Entrevista:O Estado inteligente

sexta-feira, fevereiro 23, 2007

A ‘greve branca’ do PCC


editorial
O Estado de S. Paulo
23/2/2007

É no mínimo insólita a “greve branca” coordenada pelo Primeiro Comando da Capital (PCC) no sistema penitenciário paulista, para protestar contra a “opressão carcerária”. Além de se recusarem a deixar as celas para ir para o banho, comparecer a audiências judiciais, trabalhar nas oficinas e realizar pequenas tarefas dentro das unidades, como limpeza e distribuição de comida, os presos encaminharam uma carta à primeira-dama Marisa Silva, na qual ameaçam “fazer algo” caso não sejam imediatamente ouvidos pelo governo federal.

Iniciada na quarta-feira, a greve atingiu 80 das 144 unidades prisionais do Estado de São Paulo, que abrigam 132 mil pessoas. O protesto começou a ser planejado há quase um mês na Penitenciária 2 (P-2) de Presidente Venceslau, onde 729 integrantes do PCC cumprem pena, e a convocação se deu por telefonemas feitos por celulares dentro das celas e por mensagens passadas, nos dias de visitas, a familiares que as retransmitiram de prisão em prisão.

O protesto é mais uma demonstração de força do PCC e mostra a inversão de valores hoje reinante no sistema penitenciário brasileiro. A greve foi deflagrada em protesto contra a transferência, para o Regime Disciplinar Diferenciado (RDD), de três presos da facção criminosa flagrados com 18 celulares na P-2 e contra a suspensão das visitas de familiares na unidade por determinação da Secretaria da Administração Penitenciária.

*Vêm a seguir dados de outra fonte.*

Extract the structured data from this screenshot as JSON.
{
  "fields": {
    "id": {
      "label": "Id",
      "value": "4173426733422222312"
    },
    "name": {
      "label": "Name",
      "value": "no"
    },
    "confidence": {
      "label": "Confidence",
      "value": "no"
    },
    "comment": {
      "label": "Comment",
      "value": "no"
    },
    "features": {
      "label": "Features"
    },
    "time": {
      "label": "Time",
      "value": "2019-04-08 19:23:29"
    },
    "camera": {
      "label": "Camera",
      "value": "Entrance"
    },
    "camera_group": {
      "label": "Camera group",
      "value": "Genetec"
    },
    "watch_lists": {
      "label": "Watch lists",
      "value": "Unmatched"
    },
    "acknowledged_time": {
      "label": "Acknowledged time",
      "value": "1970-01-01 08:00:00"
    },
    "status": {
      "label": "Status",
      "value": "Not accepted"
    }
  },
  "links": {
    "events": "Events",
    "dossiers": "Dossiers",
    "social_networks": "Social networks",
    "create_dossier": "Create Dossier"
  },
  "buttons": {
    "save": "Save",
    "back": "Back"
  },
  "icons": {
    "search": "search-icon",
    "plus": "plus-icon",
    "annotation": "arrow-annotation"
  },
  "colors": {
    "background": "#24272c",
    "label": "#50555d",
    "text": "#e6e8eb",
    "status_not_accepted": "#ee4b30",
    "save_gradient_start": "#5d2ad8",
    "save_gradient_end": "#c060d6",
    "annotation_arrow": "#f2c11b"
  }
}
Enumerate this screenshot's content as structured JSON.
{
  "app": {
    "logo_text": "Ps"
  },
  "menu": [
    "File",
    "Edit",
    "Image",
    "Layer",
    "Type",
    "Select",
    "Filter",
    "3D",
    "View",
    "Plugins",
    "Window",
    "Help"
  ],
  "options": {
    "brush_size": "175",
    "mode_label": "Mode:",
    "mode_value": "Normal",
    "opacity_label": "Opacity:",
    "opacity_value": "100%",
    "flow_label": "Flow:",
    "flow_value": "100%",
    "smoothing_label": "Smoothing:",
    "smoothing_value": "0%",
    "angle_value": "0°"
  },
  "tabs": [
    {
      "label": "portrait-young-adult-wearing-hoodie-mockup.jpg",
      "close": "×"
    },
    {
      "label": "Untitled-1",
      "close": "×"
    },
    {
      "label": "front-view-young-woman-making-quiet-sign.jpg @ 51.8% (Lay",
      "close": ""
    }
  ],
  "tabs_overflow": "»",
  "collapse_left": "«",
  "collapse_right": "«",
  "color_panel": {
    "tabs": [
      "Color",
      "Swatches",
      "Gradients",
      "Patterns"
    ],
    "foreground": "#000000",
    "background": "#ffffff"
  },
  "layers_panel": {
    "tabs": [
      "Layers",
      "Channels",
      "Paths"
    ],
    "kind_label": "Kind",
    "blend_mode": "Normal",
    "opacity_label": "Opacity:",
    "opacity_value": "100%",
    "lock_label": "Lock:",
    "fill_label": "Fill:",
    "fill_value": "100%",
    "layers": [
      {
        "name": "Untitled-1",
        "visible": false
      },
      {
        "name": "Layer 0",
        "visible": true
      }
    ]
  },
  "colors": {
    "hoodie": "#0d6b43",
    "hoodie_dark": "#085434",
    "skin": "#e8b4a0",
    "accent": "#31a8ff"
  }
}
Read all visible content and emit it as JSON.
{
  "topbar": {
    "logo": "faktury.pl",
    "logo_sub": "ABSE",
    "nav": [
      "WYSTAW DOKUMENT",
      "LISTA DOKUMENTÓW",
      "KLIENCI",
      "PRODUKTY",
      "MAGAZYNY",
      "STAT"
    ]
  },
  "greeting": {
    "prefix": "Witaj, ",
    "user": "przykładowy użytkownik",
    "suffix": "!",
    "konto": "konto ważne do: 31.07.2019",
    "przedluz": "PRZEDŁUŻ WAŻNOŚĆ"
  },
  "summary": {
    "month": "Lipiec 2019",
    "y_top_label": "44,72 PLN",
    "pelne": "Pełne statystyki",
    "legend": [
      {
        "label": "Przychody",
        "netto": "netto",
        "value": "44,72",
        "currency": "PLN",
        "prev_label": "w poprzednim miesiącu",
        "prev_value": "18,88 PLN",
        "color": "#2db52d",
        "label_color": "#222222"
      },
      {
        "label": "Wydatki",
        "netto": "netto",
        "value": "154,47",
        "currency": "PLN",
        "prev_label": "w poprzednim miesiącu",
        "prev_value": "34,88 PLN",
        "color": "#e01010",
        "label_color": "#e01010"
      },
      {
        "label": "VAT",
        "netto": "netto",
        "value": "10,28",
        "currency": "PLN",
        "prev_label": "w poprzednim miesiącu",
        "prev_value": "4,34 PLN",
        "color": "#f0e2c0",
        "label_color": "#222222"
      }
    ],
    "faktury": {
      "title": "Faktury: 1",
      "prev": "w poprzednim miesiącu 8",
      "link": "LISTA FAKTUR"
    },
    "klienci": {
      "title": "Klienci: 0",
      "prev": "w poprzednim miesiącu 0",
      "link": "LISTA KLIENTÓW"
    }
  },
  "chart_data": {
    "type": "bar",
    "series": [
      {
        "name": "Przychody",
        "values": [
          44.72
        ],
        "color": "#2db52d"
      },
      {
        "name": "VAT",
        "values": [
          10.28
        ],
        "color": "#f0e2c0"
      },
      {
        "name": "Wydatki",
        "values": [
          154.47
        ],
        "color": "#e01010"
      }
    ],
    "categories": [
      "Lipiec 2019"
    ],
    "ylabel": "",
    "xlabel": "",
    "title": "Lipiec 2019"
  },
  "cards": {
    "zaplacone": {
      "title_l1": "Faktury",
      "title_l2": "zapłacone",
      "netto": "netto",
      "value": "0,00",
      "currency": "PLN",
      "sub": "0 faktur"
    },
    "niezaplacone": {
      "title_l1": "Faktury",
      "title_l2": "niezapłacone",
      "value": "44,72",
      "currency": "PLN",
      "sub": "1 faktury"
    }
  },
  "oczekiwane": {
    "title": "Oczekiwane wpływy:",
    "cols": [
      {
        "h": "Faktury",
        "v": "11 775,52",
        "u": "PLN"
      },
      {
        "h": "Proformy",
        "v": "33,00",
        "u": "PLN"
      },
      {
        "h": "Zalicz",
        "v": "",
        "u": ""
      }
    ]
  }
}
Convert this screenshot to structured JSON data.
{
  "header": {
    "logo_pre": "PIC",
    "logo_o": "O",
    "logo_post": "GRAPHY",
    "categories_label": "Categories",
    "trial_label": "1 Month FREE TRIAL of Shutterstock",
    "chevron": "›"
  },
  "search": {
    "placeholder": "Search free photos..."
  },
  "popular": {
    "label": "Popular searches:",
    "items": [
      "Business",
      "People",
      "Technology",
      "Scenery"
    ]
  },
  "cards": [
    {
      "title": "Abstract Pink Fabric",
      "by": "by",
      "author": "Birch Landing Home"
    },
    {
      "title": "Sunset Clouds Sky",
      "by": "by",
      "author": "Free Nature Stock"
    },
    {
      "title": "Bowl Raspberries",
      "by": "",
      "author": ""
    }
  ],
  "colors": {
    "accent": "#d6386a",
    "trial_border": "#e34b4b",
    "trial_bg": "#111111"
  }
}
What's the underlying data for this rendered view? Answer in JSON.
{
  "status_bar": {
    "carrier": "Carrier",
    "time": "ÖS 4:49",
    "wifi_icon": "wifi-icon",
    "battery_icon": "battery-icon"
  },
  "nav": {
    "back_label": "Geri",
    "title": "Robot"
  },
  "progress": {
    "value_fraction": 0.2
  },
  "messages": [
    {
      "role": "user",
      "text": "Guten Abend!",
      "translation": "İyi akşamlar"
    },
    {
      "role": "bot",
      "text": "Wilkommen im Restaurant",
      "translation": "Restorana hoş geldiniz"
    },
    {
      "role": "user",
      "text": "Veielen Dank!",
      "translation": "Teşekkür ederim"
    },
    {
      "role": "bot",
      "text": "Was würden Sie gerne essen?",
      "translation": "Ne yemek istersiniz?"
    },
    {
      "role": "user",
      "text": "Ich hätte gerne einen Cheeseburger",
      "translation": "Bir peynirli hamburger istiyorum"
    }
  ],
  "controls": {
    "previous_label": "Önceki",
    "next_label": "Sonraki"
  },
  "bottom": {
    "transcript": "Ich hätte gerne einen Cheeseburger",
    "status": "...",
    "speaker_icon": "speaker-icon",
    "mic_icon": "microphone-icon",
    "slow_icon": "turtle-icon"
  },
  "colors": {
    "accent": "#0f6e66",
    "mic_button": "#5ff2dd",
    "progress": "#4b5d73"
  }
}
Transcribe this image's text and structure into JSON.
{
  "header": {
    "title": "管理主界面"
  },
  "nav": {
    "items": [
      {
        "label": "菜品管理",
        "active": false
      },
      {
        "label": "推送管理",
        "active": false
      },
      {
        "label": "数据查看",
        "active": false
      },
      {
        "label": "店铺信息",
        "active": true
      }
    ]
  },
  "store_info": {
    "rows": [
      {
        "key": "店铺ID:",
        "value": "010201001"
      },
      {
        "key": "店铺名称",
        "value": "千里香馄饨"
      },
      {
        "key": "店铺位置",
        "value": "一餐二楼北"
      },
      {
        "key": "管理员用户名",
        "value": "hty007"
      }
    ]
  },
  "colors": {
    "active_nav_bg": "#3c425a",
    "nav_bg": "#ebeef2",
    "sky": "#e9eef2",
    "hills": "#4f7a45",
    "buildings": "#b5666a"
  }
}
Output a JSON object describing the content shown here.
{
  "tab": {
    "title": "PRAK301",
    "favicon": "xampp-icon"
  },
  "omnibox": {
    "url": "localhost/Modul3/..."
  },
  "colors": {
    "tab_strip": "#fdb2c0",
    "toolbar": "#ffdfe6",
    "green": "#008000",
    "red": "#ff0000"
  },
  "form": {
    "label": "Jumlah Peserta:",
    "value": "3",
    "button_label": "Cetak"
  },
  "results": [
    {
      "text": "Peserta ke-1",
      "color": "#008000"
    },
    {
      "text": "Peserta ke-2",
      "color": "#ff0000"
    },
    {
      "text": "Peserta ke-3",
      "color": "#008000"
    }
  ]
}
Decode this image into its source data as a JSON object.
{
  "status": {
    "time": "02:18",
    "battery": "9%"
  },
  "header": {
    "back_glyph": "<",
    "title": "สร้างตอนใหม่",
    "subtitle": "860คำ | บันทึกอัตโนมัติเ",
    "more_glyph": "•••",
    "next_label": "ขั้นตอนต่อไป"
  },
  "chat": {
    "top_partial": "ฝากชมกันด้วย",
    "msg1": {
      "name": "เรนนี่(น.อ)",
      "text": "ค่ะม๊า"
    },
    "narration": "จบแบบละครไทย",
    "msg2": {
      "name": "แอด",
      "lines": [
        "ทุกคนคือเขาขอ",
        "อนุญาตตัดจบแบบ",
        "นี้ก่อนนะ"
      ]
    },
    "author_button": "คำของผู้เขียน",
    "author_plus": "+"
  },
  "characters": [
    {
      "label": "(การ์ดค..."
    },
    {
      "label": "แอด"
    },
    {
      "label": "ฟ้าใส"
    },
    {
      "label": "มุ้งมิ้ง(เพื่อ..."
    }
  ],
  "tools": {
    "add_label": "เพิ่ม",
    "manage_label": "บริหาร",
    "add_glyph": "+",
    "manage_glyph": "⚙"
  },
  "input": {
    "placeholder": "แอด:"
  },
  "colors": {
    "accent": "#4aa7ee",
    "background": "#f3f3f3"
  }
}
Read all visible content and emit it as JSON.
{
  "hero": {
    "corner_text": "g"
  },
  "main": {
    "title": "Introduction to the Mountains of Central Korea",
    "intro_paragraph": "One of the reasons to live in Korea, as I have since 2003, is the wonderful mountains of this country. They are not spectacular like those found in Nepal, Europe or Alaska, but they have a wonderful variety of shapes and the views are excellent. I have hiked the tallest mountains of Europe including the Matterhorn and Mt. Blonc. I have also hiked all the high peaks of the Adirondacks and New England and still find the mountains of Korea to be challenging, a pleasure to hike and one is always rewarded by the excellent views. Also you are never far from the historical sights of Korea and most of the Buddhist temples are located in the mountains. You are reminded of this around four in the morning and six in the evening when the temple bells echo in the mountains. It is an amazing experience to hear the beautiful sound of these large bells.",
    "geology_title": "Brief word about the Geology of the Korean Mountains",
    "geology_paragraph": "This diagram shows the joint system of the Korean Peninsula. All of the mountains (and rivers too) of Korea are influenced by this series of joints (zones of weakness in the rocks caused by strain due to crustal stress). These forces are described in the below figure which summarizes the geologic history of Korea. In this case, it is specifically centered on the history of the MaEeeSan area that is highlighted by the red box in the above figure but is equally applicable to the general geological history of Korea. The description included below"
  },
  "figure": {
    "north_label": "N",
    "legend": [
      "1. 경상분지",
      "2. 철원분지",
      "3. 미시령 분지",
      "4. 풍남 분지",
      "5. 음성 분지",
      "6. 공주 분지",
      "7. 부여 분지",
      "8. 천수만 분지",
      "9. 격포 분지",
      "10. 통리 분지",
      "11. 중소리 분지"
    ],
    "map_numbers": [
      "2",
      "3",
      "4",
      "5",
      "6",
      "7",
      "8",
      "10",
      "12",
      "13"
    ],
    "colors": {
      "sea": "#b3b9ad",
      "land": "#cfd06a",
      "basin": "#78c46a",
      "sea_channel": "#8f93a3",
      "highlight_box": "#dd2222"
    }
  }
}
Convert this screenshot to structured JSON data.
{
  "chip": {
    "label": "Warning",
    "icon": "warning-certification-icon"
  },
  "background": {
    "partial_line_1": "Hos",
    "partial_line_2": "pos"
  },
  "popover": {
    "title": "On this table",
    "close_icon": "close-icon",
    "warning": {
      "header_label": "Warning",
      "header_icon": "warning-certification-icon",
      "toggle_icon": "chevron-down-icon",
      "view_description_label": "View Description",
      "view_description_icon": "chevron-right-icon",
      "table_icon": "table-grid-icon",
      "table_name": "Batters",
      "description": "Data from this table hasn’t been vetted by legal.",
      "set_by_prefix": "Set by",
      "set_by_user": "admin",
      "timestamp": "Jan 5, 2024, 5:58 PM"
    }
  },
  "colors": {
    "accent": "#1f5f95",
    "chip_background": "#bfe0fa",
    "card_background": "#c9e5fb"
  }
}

Embora na maioria dos países desenvolvidos a utilização de telefones celulares dentro de prisões seja há muito tempo tipificada como crime e as visitas de parentes sejam autorizadas de acordo com critérios bastante rigorosos, os líderes do PCC não só classificaram como “opressivas” as medidas tomadas pelas autoridades estaduais para manter a ordem, como ainda tentaram obter apoio político de entidades de defesa dos direitos humanos. Ao menos desta vez, essas entidades tiveram o bom senso de não se deixar usar por delinqüentes espertos e de alta periculosidade, que se valem de palavras de ordem politicamente corretas para tentar dar um verniz ideológico aos seus ataques e afrontas às instituições governamentais.

A audácia desses criminosos pode ser vista em cada um dos detalhes da “greve branca”. Ao se recusarem a atender a comparecer a audiências previamente marcadas, eles têm por objetivo tumultuar a tramitação dos processos e criar pretextos para que seus advogados possam interpor recursos protelatórios, adiando indefinidamente o julgamento de seus crimes.

Ao reclamarem que seus parentes têm de passar por “revistas humilhantes”, o que querem é constranger as autoridades carcerárias e continuar fazendo das visitas uma via de contrabando de celulares, drogas e armas para dentro das prisões. E, ao tentar envolver a primeira-dama Marisa Silva, que não tem qualquer função executiva, o que o PCC pretende é envolver o governo federal numa questão de competência específica dos governos estaduais, aos quais cabe o controle do sistema prisional. Trocando em miúdos, o que a facção criminosa quer é jogar o PT contra o PSDB e se aproveitar do confronto entre as duas agremiações.

As autoridades do Executivo e do Judiciário não podem se deixar levar pelas artimanhas políticas e pelas chicanas jurídicas do PCC. Quando um réu deixa de comparecer por decisão própria a uma audiência, nada impede que seja tratado como revel. Ou seja, apesar de ter o direito de ser ouvido e de apresentar suas razões, ele abdica dessa prerrogativa quando, conscientemente, deixa de atender a uma convocação judicial. Portanto, diante da acintosa “greve branca” dos presos de 80 das 144 unidades do sistema prisional estadual, os juízes criminais precisam ser rigorosos no cumprimento dos prazos, para evitar a desmoralização da própria Justiça. O mesmo ocorre com as autoridades carcerárias. Se forem lenientes nas revistas de familiares nos dias de visitas, elas também estarão se desmoralizando perante a população carcerária.

Na realidade, o que se espera do poder público, nessa greve promovida pela facção criminosa, é que cumpra rigorosamente o que é previsto pela legislação.